The Progress Pride flag, a redesign by Daniel Quasar in 2018, expands to better reflect the intersectional diversity of 2SLGBTQIA+ communities. Departing from the traditional horizontal stripes, Quasar introduced a triangle shape, symbolizing the need for forward movement towards inclusivity. The added colors each carry specific meanings: Black and Brown: represent marginalized LGBTQ communities of color, as well as those lost to HIV/AIDS and those currently living with AIDS. Pink and Baby Blue: symbolize genders; White: represents individuals who are transitioning, intersex, or identify outside of the gender binary, Yellow is a contrast to blue and pink, traditionally seen as binary, gendered colors, and the Purple circle symbolizes wholeness and expresses the need for autonomy and integrity.

Note From the Artist

As an artist I have a profound passion for supporting marginalized communities, especially the queer population, who hold close the word “isolated”, even living this close to Seattle. Each of my art pieces reflects my commitment to visibility and connectivity, addressing the longstanding need for representation here, at home. The original intention behind the Pride Wall was to provide a visible embrace for individuals who have been marginalized in the Valley and was a homage to my own healing journey. Integral to this project is the involvement of the community in its installation. This art piece isn’t just For the community but With the community.

I take honor in the impact of the art piece.

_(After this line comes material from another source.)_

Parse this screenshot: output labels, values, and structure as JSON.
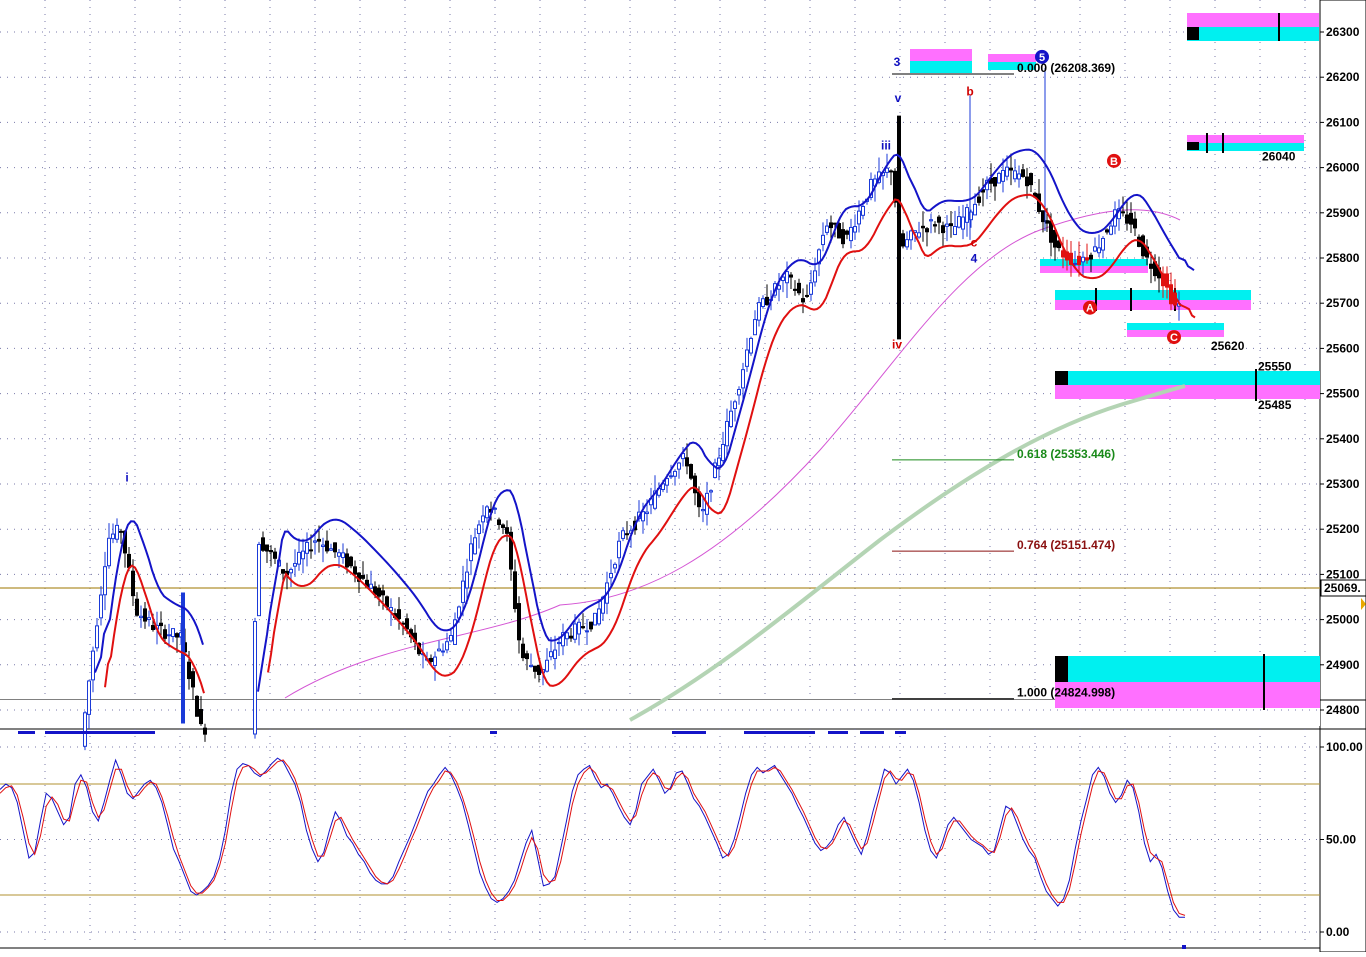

It brings me an unshakable level of heart to know that some city staff and at least half a dozen residents have moved to and applied to work in this city because of an art installation that I had a piece in. The art’s success serves as a testament to the long-time need that this community has to feel wanted, valued, and safe. A week after its first installation, I was contacted by an elementary school teacher, sharing that her classroom wouldn’t stop talking about the pride wall for at least an hour- this speaks volumes to the unignorable need for this visual validation in our community.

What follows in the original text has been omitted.